Drivers are required to keep logs to prove that they are following federal hours-of-service rules that stipulate how many hours they can work per day and the maximum hours of continuous driving allowed. Some drivers break those rules and manipulate paper logbooks to cover their tracks. Claybrook asserts that the practice is widespread.
Electronic driver logs, also known as electronic onboard recorders (EOBR), do away with paper logbooks. The devices typically include a screen and a keyboard where the driver can input activity. That data is matched to a GPS device and vehicle sensors that continuously monitor the vehicle's location and operation and can transmit that data back to the carrier's operations center.
"It's impossible to fudge the numbers. You can't claim you're resting when the truck is moving," says Donald Broughton, a transportation industry analyst at investment banking firm Avondale Partners.

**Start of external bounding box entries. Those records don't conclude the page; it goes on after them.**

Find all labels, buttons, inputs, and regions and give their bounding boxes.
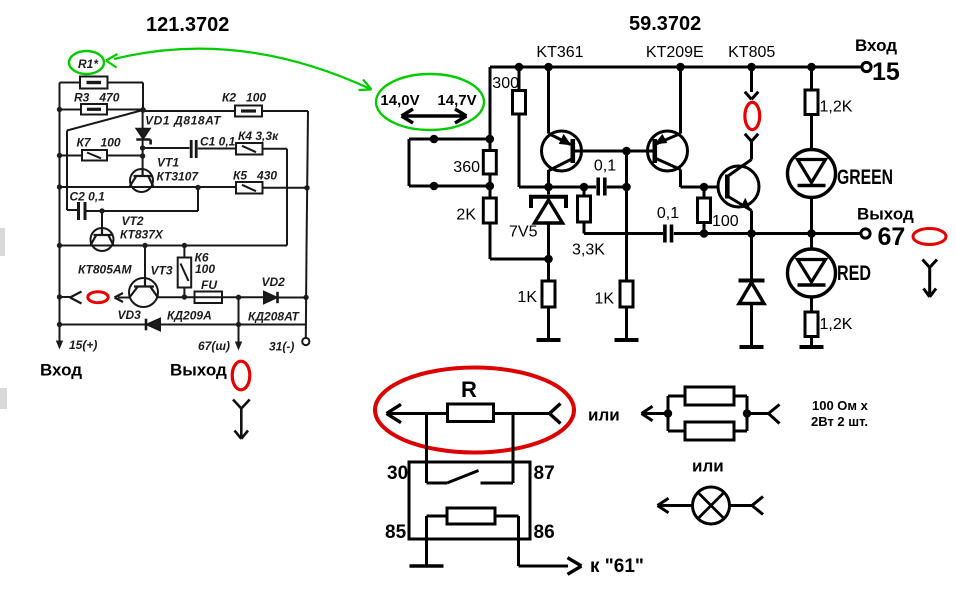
svg-text:86: 86 [534, 522, 555, 543]
wire emitter row with cut [60, 296, 130, 299]
resistor R [448, 404, 494, 422]
ground LED branch [800, 345, 824, 349]
svg-text:VT3: VT3 [151, 264, 173, 278]
svg-text:67(ш): 67(ш) [198, 339, 230, 353]
resistor 1,2K first [810, 67, 813, 150]
wire base bus vertical [625, 151, 628, 281]
wire coil leads [427, 516, 569, 566]
transistor VT1 KT3107 [130, 169, 153, 192]
resistor 3,3K [584, 187, 663, 234]
wire top rail [490, 67, 861, 139]
svg-text:КД208АТ: КД208АТ [248, 310, 301, 324]
resistor 360 [489, 139, 492, 186]
svg-text:КТ3107: КТ3107 [157, 170, 200, 184]
svg-text:14,0V: 14,0V [380, 92, 419, 109]
svg-text:15(+): 15(+) [69, 338, 97, 352]
svg-text:КТ837Х: КТ837Х [120, 228, 164, 242]
svg-text:КД209А: КД209А [167, 309, 212, 323]
relay contact 30-87 [427, 471, 514, 484]
svg-text:1,2K: 1,2K [820, 316, 853, 333]
red ellipse around R [375, 368, 574, 453]
diode VD3 KD209A [145, 319, 148, 331]
resistor K5 430 [236, 182, 263, 194]
wire K2 row [143, 110, 308, 112]
svg-text:VD3: VD3 [118, 308, 142, 322]
red ellipse cut mark VT3 [88, 292, 108, 303]
arrow toward cut [115, 293, 124, 302]
wire R3 row [60, 109, 144, 111]
wire VD1 vertical [142, 110, 144, 169]
scan smudge left edge 2 [0, 388, 7, 409]
svg-text:или: или [588, 406, 620, 425]
diode bottom [750, 234, 753, 279]
lamp alt [693, 487, 730, 524]
svg-text:R3 470: R3 470 [74, 91, 120, 105]
svg-text:К7 100: К7 100 [77, 136, 121, 150]
svg-text:C2 0,1: C2 0,1 [70, 190, 106, 204]
wire VT1 row [60, 186, 237, 188]
wire C2 to VT2 base [87, 187, 199, 229]
svg-text:C1 0,1: C1 0,1 [200, 135, 236, 149]
resistor R3 470 [81, 104, 107, 115]
capacitor C1 0,1 [191, 140, 196, 158]
svg-text:GREEN: GREEN [837, 166, 893, 189]
svg-text:15: 15 [872, 58, 900, 86]
svg-text:7V5: 7V5 [509, 224, 538, 241]
cut mark arrows KT805 [745, 67, 759, 141]
svg-text:0,1: 0,1 [594, 158, 616, 175]
svg-text:к "61": к "61" [590, 556, 644, 577]
svg-text:3,3K: 3,3K [572, 242, 605, 259]
fork right of R [550, 404, 561, 424]
wire K4 to right drop [263, 149, 288, 246]
fork right lamp [752, 497, 763, 515]
resistor R1 [80, 77, 108, 89]
transistor VT2 KT837X [91, 228, 114, 251]
ground 1K second [615, 338, 639, 342]
svg-text:85: 85 [385, 522, 407, 543]
fork contact [70, 292, 82, 304]
svg-text:100 Ом х: 100 Ом х [812, 398, 869, 413]
resistor 100 [703, 187, 706, 234]
green ellipse 14V [376, 74, 484, 130]
left rail wire [59, 83, 61, 325]
svg-text:360: 360 [453, 159, 480, 176]
wire top [60, 83, 144, 111]
wire output rail [674, 232, 860, 235]
arrow to k61 [568, 558, 582, 575]
resistor R6 100 [178, 258, 192, 288]
diode VD2 KD208AT [264, 292, 277, 303]
wire VD2 to rail [278, 297, 307, 299]
svg-text:VT2: VT2 [122, 214, 144, 228]
svg-text:RED: RED [837, 262, 871, 285]
wire C1 row [143, 147, 236, 150]
svg-text:67: 67 [878, 223, 906, 251]
wire R row [388, 412, 550, 415]
terminal 67 [861, 229, 870, 238]
resistor 1,2K second [805, 312, 818, 337]
svg-text:или: или [692, 457, 724, 476]
wire leads parallel [643, 412, 769, 415]
capacitor 0,1 first [598, 178, 605, 196]
wire VT2 row [60, 245, 288, 247]
svg-text:Выход: Выход [857, 205, 914, 224]
terminal 15 [862, 62, 871, 71]
fork right parallel [769, 405, 780, 424]
relay coil [447, 508, 495, 524]
svg-text:2Вт 2 шт.: 2Вт 2 шт. [811, 414, 868, 429]
wire diagonal from node to C2 branch [67, 110, 143, 210]
resistor 1K second [620, 281, 633, 307]
red ellipse below Vyhod [232, 361, 250, 390]
arrow left of R [387, 404, 402, 422]
svg-text:R1*: R1* [78, 57, 99, 71]
resistor 1K first [542, 281, 555, 307]
resistor K4 3,3k [236, 143, 263, 155]
red ellipse at 67 [913, 229, 946, 245]
wire bottom row [60, 324, 307, 326]
fuse FU [195, 292, 223, 304]
parallel resistors alt [685, 387, 734, 405]
wire R6 leads [183, 246, 185, 298]
svg-text:59.3702: 59.3702 [629, 13, 701, 35]
green curved arrow [114, 49, 372, 90]
wire K5 to right rail [263, 187, 307, 189]
wire brackets parallel [668, 396, 747, 431]
transistor KT805 [718, 166, 759, 207]
ground diode [740, 345, 764, 349]
relay box [409, 462, 530, 539]
wire to VD2 [239, 296, 265, 298]
wire drops into relay [427, 414, 514, 484]
wire VT3 to FU [158, 296, 239, 298]
antenna mark below [233, 400, 250, 439]
svg-text:2K: 2K [456, 207, 476, 224]
svg-text:Выход: Выход [170, 361, 227, 380]
svg-text:Вход: Вход [855, 36, 897, 55]
svg-text:VD1 Д818АТ: VD1 Д818АТ [145, 114, 222, 128]
svg-text:К4 3,3к: К4 3,3к [238, 129, 279, 143]
wire VT3 base drop [144, 246, 146, 279]
svg-text:VD2: VD2 [262, 275, 286, 289]
svg-text:КТ805АМ: КТ805АМ [78, 263, 133, 277]
svg-text:1K: 1K [517, 289, 537, 306]
red ellipse cut KT805 [745, 102, 760, 129]
svg-text:VT1: VT1 [157, 156, 179, 170]
arrow terminal 15 [56, 341, 63, 350]
LED RED [810, 234, 813, 250]
wire lamp leads [659, 504, 752, 507]
svg-text:300: 300 [492, 75, 519, 92]
svg-text:121.3702: 121.3702 [146, 14, 229, 36]
capacitor C2 0,1 [79, 202, 86, 220]
junction dots left schematic [57, 107, 310, 327]
svg-text:100: 100 [195, 262, 215, 276]
wire R7 row [60, 155, 143, 157]
transistor VT3 KT805AM [129, 278, 158, 307]
junction dots right schematic [430, 63, 816, 264]
svg-text:FU: FU [201, 278, 217, 292]
resistor 300 [519, 67, 549, 187]
wire 360 parallel bracket [409, 139, 490, 186]
svg-text:Вход: Вход [40, 361, 82, 380]
double arrow 14V [402, 109, 467, 123]
svg-text:1K: 1K [594, 291, 614, 308]
right rail wire [306, 111, 308, 338]
ground relay [410, 564, 444, 567]
antenna mark right [923, 260, 938, 297]
green ellipse around R1* [69, 51, 104, 74]
arrow terminal 67 [235, 342, 242, 351]
terminal 31 [302, 338, 309, 345]
svg-text:1,2K: 1,2K [820, 99, 853, 116]
svg-text:14,7V: 14,7V [437, 92, 476, 109]
svg-text:30: 30 [387, 463, 408, 484]
transistor KT361 [547, 67, 550, 134]
svg-text:К5 430: К5 430 [233, 169, 277, 183]
svg-text:KT209E: KT209E [646, 44, 704, 61]
svg-text:100: 100 [712, 213, 739, 230]
svg-text:KT361: KT361 [536, 44, 583, 61]
svg-text:0,1: 0,1 [657, 205, 679, 222]
transistor KT209E [648, 131, 688, 171]
resistor 2K [490, 186, 549, 259]
zener 7V5 [547, 187, 550, 195]
LED GREEN [788, 150, 836, 198]
svg-text:R: R [461, 377, 477, 402]
arrow left parallel [642, 406, 653, 421]
wire terminal 15 drop [59, 325, 61, 347]
wire collector row [549, 186, 627, 189]
capacitor 0,1 second [665, 225, 672, 243]
zener VD1 D818AT [137, 129, 150, 139]
svg-text:KT805: KT805 [728, 44, 775, 61]
resistor K2 100 [235, 106, 262, 117]
resistor K7 100 [82, 150, 107, 161]
junction dots parallel [664, 409, 672, 417]
arrow left lamp [658, 498, 669, 513]
ground 1K first [537, 338, 561, 342]
scan smudge left edge [0, 228, 5, 256]
svg-text:87: 87 [534, 463, 555, 484]
svg-text:К2 100: К2 100 [222, 91, 266, 105]
wire terminal 67 drop [238, 297, 240, 347]
svg-text:31(-): 31(-) [269, 340, 294, 354]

But carriers make money by delivering the maximum number of loads in the minimum time. Enforcing hours-of-service rules more tightly could reduce per-truck revenues -- and profitability -- if drivers are breaking the rules. Some drivers complain that with the current per-mile compensation levels, they can't make a living without bending the rules. Adopting EOBRs not only might reduce revenue per truck, but also could require an increase in driver compensation.
But one carrier adopted electronic driver logs and other safety- and performance-related technologies long ago -- and now uses those technologies to competitive advantage. Broughton calls Omaha-based Werner Enterprises "best in class" for its use of information and communications technologies to reduce costs and improve profitability. The for-hire operator is able to more efficiently schedule its fleet because it can better track the number of hours its drivers are available. "Only a few companies can run as many miles and generate as much revenue per truck as Werner does," Broughton says.
Requiring EOBRs would force carriers to move forward in lock step, achieving safety goals without putting any carrier at a competitive disadvantage, says Kay Palmer, CIO at carrier J.B. Hunt Transport Services, which is testing EOBRs. That may be the direction the Federal Motor Carrier Safety Administration is heading.
"Electronic recorders have enough political pressure that they will probably be mandated," says Jim Tipka, vice president of engineering at the industry trade group American Trucking Associations.
If EOBRs are required, for-hire carrier fleets may find themselves playing catch-up with Werner. That could give this early mover an edge as its competitors adapt their own business models to a world where drivers can't improve productivity by running illegal hours anymore.